Clem’s heart aches to think that he and Becky have never repaired their relationship, as he still loves Becky more than anyone in the world. He changes his plan and returns to the U.S. to patch things up with her. When he arrives in New Prospect, he finds Becky at a park with Gracie, sitting among a crowd of her popular friends from high school and watching some boys from her graduating class playing baseball. They exchange an awkward side hug, a much less enthusiastic greeting than Clem had pictured.
On the walk back to Becky and Tanner’s house, he apologizes for telling her what to do in his letter. She explains that she is having Tanner’s family over for Easter dinner that Sunday but does not want to invite Russ and Marion; that would necessarily involve bringing Perry, who captures all the energy in the room with his post-treatment neediness.
When Becky asks Tanner to come to her Easter dinner, he realizes the invitation is a test: Will he choose her or their parents. He senses that she has become the most powerful person in the family, holding all the leverage—a grandchild, a husband, popularity, and even the moral high ground, as Russ and Marion had to take money that was rightfully hers. She can make whatever demands she pleases. He tells her he will think about it, although he already knows what he will do.
The position in which Becky finds herself at the end of the novel is a perfect demonstration of a theme that runs throughout the novel: Many choices are neither obviously morally right nor obviously morally wrong. They exist in murky, nuanced situations where multiple perspectives are valid. Becky’s feelings that her family has betrayed her are understandable. After she honored her parents’ wish that she split Aunt Shirley’s money with her brothers, her reward is to have that money stolen by Perry and then taken by Russ and Marion. While she may not have needed the money to live, she did need it to go to a four-year college, as she planned to do.

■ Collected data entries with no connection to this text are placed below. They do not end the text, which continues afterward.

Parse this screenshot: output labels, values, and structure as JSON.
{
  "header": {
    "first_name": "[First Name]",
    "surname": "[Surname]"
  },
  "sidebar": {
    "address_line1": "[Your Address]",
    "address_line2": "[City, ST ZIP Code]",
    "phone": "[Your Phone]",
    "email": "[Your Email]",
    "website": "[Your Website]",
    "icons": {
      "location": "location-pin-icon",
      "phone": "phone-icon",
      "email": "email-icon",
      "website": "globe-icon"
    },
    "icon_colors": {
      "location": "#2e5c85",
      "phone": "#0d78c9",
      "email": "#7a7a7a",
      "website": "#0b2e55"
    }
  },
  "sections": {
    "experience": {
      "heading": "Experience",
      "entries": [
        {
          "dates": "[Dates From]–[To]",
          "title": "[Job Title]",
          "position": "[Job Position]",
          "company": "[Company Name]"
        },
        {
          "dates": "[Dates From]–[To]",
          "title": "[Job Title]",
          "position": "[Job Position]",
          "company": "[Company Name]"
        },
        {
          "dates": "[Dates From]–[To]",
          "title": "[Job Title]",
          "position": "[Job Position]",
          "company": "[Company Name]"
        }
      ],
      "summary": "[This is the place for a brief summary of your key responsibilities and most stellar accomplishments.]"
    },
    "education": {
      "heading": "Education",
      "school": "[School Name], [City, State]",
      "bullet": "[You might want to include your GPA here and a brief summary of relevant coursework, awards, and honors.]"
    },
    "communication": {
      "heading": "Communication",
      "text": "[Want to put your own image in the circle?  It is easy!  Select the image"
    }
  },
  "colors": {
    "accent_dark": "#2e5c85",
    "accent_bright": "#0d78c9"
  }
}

At the same time, she shows a lack of compassion and imagination toward Perry, who stole but did so while navigating addiction and mental health issues that he was not, as a 16-year-old, equipped to handle on his own. Divisions and bitterness within families or friend groups often come about this way, with no one person bearing complete responsibility.
Clem, meanwhile, has grown and matured since the beginning of the novel, and his growth offers some hope in the novel’s closing section, even though the Hildebrandts still have many divisions and problems. While Clem starts out certain that his moral choices are right and good while his father’s are hypocritical and wrong, he ends with humility and a willingness to respect other people’s choices, even when they differ from his. In the novel’s final sentences, Clem must choose between Becky and his parents for Easter dinner, and both parties will probably interpret his choice as a statement of loyalty to one side in their conflict. However, either choice comes with advantages and disadvantages; either choice will hurt someone. The reader may have a guess about which side Clem will choose, but either way he has learned that not every crossroads he will come to in life has a right path and a wrong path. Sometimes, all he can do is learn to live with whatever path he chooses.